There is also explicit interaction between investigators in the design
and implementation of the PET projects. The result is that studies
with differing patient populations address a related set of issues
concerning structure-function relationships in the normal brain and
in subjects in which normal brain function has been altered by neurodevelopmental
disorders (Dr. Piven's studies of adult autism), by vascular lesions
(Dr. Robinson's project), or by psychoactive substances (Drs. Block's
and O'Leary's studies of chronic and acute marijuana use, Dr. Cocco's
study of alcohol abuse). The fMRI effort at the MH-CRC has developed
with similar methodological and theoretical perspectives as the PET
imaging effort, and there is considerable overlap of personnel involved
in PET and fMRI imaging. We anticipate that fMRI will play a larger
role in our studies of normal cognition and schizophrenia in the next
few years.
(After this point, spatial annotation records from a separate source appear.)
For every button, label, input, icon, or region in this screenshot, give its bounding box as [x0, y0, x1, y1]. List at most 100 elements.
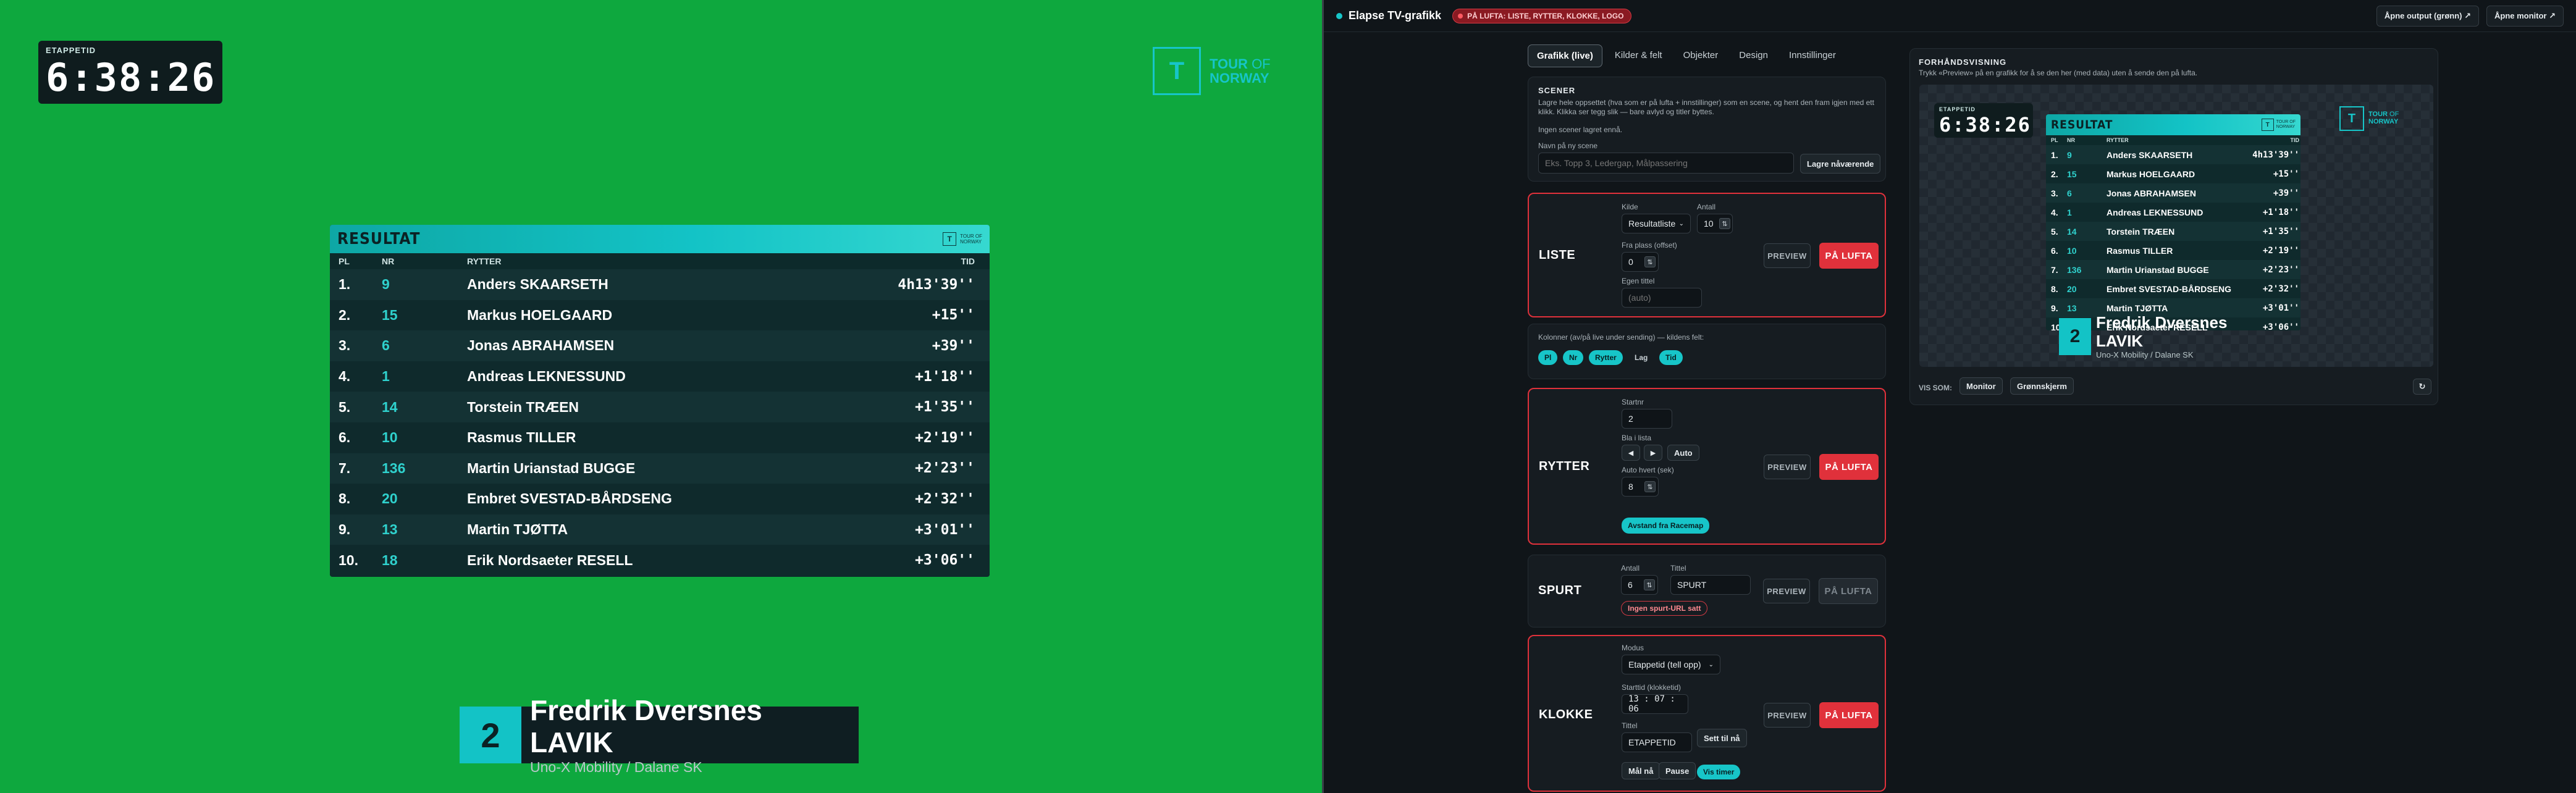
klokke-preview-button[interactable]: PREVIEW	[1764, 703, 1811, 728]
view-as-monitor-button[interactable]: Monitor	[1959, 377, 2003, 395]
tab-objekter[interactable]: Objekter	[1675, 44, 1727, 67]
row-time: 4h13'39''	[2252, 149, 2299, 160]
col-rider: RYTTER	[467, 256, 502, 266]
row-time: +15''	[932, 307, 975, 324]
row-time: +2'19''	[2262, 245, 2299, 256]
mini-logo-icon: T	[943, 232, 957, 246]
spurt-preview-button[interactable]: PREVIEW	[1763, 579, 1810, 603]
clock-time: 6:38:26	[46, 55, 216, 100]
result-header: RESULTAT T TOUR OF NORWAY	[330, 225, 990, 253]
show-hours-toggle[interactable]: Vis timer	[1697, 765, 1741, 779]
tab-kilder-felt[interactable]: Kilder & felt	[1606, 44, 1671, 67]
rytter-auto-button[interactable]: Auto	[1667, 445, 1699, 461]
column-toggle-rytter[interactable]: Rytter	[1589, 350, 1623, 365]
result-columns: PL NR RYTTER TID	[330, 253, 990, 269]
pause-button[interactable]: Pause	[1659, 762, 1696, 779]
rytter-auto-every-stepper[interactable]: ⇅	[1644, 481, 1656, 492]
stage-clock: ETAPPETID 6:38:26	[38, 41, 222, 104]
row-rider-name: Andreas LEKNESSUND	[467, 368, 626, 385]
table-row: 4. 1 Andreas LEKNESSUND +1'18''	[2046, 203, 2300, 222]
column-toggle-pl[interactable]: Pl	[1538, 350, 1558, 365]
tab-design[interactable]: Design	[1730, 44, 1777, 67]
row-rider-name: Jonas ABRAHAMSEN	[467, 337, 615, 354]
liste-custom-title-input[interactable]	[1622, 288, 1702, 308]
liste-preview-button[interactable]: PREVIEW	[1764, 243, 1811, 268]
row-rider-name: Martin TJØTTA	[2107, 303, 2168, 313]
open-output-button[interactable]: Åpne output (grønn) ↗	[2376, 5, 2479, 27]
row-time: +2'23''	[915, 460, 975, 477]
table-row: 2. 15 Markus HOELGAARD +15''	[2046, 164, 2300, 183]
row-number: 10	[2067, 245, 2077, 256]
table-row: 4. 1 Andreas LEKNESSUND +1'18''	[330, 361, 990, 392]
row-time: +1'18''	[2262, 207, 2299, 217]
row-rider-name: Markus HOELGAARD	[2107, 169, 2195, 179]
scene-name-input[interactable]	[1538, 153, 1794, 174]
row-place: 8.	[339, 490, 351, 507]
goal-now-button[interactable]: Mål nå	[1622, 762, 1661, 779]
row-rider-name: Martin Urianstad BUGGE	[467, 459, 636, 476]
refresh-icon[interactable]: ↻	[2413, 379, 2431, 395]
column-toggle-nr[interactable]: Nr	[1563, 350, 1584, 365]
liste-on-air-button[interactable]: PÅ LUFTA	[1819, 243, 1879, 269]
klokke-card: KLOKKE Modus Etappetid (tell opp) ⌄ Start…	[1528, 635, 1886, 792]
klokke-mode-select[interactable]: Etappetid (tell opp) ⌄	[1622, 655, 1720, 674]
row-time: 4h13'39''	[898, 276, 975, 293]
spurt-card: SPURT Antall 6 ⇅ Tittel SPURT Ingen spur…	[1528, 555, 1886, 627]
table-row: 9. 13 Martin TJØTTA +3'01''	[330, 514, 990, 545]
scenes-description: Lagre hele oppsettet (hva som er på luft…	[1538, 98, 1874, 116]
spurt-title-input[interactable]: SPURT	[1670, 575, 1751, 595]
row-number: 13	[2067, 303, 2077, 313]
gap-from-racemap-button[interactable]: Avstand fra Racemap	[1622, 518, 1710, 534]
row-number: 14	[2067, 226, 2077, 237]
rytter-next-button[interactable]: ▶	[1644, 445, 1662, 461]
view-as-greenscreen-button[interactable]: Grønnskjerm	[2010, 377, 2074, 395]
row-number: 15	[382, 306, 398, 323]
chevron-down-icon: ⌄	[1678, 220, 1684, 227]
row-place: 7.	[339, 459, 351, 476]
spurt-on-air-button[interactable]: PÅ LUFTA	[1819, 578, 1878, 604]
open-monitor-button[interactable]: Åpne monitor ↗	[2486, 5, 2564, 27]
save-scene-button[interactable]: Lagre nåværende	[1800, 154, 1881, 174]
set-to-now-button[interactable]: Sett til nå	[1697, 729, 1747, 747]
table-row: 6. 10 Rasmus TILLER +2'19''	[330, 422, 990, 453]
klokke-title-input[interactable]: ETAPPETID	[1622, 732, 1692, 752]
preview-title: FORHÅNDSVISNING	[1919, 57, 2007, 67]
row-place: 9.	[339, 521, 351, 538]
rytter-prev-button[interactable]: ◀	[1622, 445, 1640, 461]
row-time: +2'32''	[2262, 283, 2299, 294]
klokke-on-air-button[interactable]: PÅ LUFTA	[1819, 702, 1879, 728]
row-rider-name: Embret SVESTAD-BÅRDSENG	[2107, 283, 2231, 294]
table-row: 5. 14 Torstein TRÆEN +1'35''	[330, 392, 990, 422]
tab-grafikk-live[interactable]: Grafikk (live)	[1528, 44, 1602, 67]
spurt-title: SPURT	[1538, 584, 1582, 597]
row-place: 2.	[2051, 169, 2058, 179]
result-title: RESULTAT	[337, 230, 421, 248]
column-toggle-lag[interactable]: Lag	[1628, 350, 1654, 365]
row-number: 136	[2067, 264, 2082, 275]
logo-word-norway: NORWAY	[1210, 70, 1269, 86]
liste-source-select[interactable]: Resultatliste ⌄	[1622, 214, 1691, 233]
row-number: 13	[382, 521, 398, 538]
row-rider-name: Erik Nordsaeter RESELL	[467, 552, 633, 568]
column-toggle-tid[interactable]: Tid	[1659, 350, 1683, 365]
spurt-no-url-badge: Ingen spurt-URL satt	[1621, 601, 1708, 616]
table-row: 8. 20 Embret SVESTAD-BÅRDSENG +2'32''	[330, 484, 990, 514]
table-row: 3. 6 Jonas ABRAHAMSEN +39''	[330, 330, 990, 361]
row-place: 1.	[339, 276, 351, 293]
rytter-on-air-button[interactable]: PÅ LUFTA	[1819, 454, 1879, 480]
row-place: 1.	[2051, 149, 2058, 160]
klokke-start-input[interactable]: 13 : 07 : 06	[1622, 694, 1688, 714]
liste-count-stepper[interactable]: ⇅	[1719, 218, 1730, 229]
row-place: 10.	[339, 552, 358, 568]
row-rider-name: Andreas LEKNESSUND	[2107, 207, 2203, 217]
liste-offset-stepper[interactable]: ⇅	[1644, 256, 1656, 267]
spurt-count-stepper[interactable]: ⇅	[1644, 579, 1655, 590]
rytter-startno-input[interactable]: 2	[1622, 409, 1672, 429]
view-as-label: VIS SOM:	[1919, 384, 1953, 392]
screen: ETAPPETID 6:38:26 T TOUR OF NORWAY RESUL…	[0, 0, 2576, 793]
tab-innstillinger[interactable]: Innstillinger	[1780, 44, 1845, 67]
row-rider-name: Anders SKAARSETH	[467, 276, 608, 293]
col-nr: NR	[382, 256, 395, 266]
rytter-preview-button[interactable]: PREVIEW	[1764, 455, 1811, 479]
columns-card: Kolonner (av/på live under sending) — ki…	[1528, 324, 1886, 379]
It is a major advantage to have access to both imaging technologies,
and we plan to implement a number of the PET projects described in
Project 1 for use with fMRI, and to run a subset of control and patient
subjects through both imaging procedures using the same cognitive tasks.
Image Acquisition and Analysis:
Regional cerebral blood flow (rCBF) is measured using
the bolus [15O]water method with a GE4096PLUS Scanner. The subjects
recline on the PET couch and are oriented in the PET scanner with laser
light guides (indicating the center of the lowest slice) aligned at
the orbital-meatal line. Fifteen slices (6.5mm center-to-center) are
acquired with a 10cm axial field of view. Images were acquired as 20
5-sec frames following injection of 50 millicuries of [15O]water into
a catheter in the antecubital vein of the right arm. Images are reconstructed
using a Butterworth filter (cutoff frequency = 0.35 Nyquist) for a
40 sec interval that begins after bolus transit through the brain,
determined by time-activity curves derived from an ROI placed over
a major cerebral artery. Arterial blood is sampled from a catheter
placed in left radial artery to allow calculation of tissue perfusion
in milliliters per minute per 100 grams (mL/min/100g) of tissue using
the autoradiographic method. Injections are repeated at approximately
15 minute intervals. The quantitative PET blood flow images are transferred
to the Image Processing Laboratory of the University of Iowa Mental
Health Clinical Research Center for analysis using locally-developed
software. The MR images are contiguous 1.5 mm thick coronal MR slices
acquired on a 1.5 Tesla General Electric Signa scanner using an SPGR
sequence with flip angle of 40 degrees, TE of 5 ms, TR of 24 ms, with
2 excitations. The outlines of the brain are placed on the MR images
using a neural network followed by hand editing to separate the brain
from surrounding CSF. The outlines of the PET brains are automatically
identified with an edge detection algorithm. Each individual's PET
images for each injection are registered with MR images of their brain
using software that initially performs a least-squares minimization
to fit the surface of the PET and MR images. The output parameters
of this surface registration are then used as input parameters for
a variance minimization program . Brain landmarks identified on the
co-registered MR are then used to place each brain into a standardized
coordinate space. This image normalization currently uses a linear "bounding-box" approach,
but we are developing multi-dimensional morphing techniques. An 18
mm Hanning filter is typically applied to the PET images for each condition
to eliminate residual anatomical variability, although we also sometimes
utilize non-Hanning filtered images. (Further details concerning acquisition
and analysis methods may be found in the Image Analysis Core Unit.)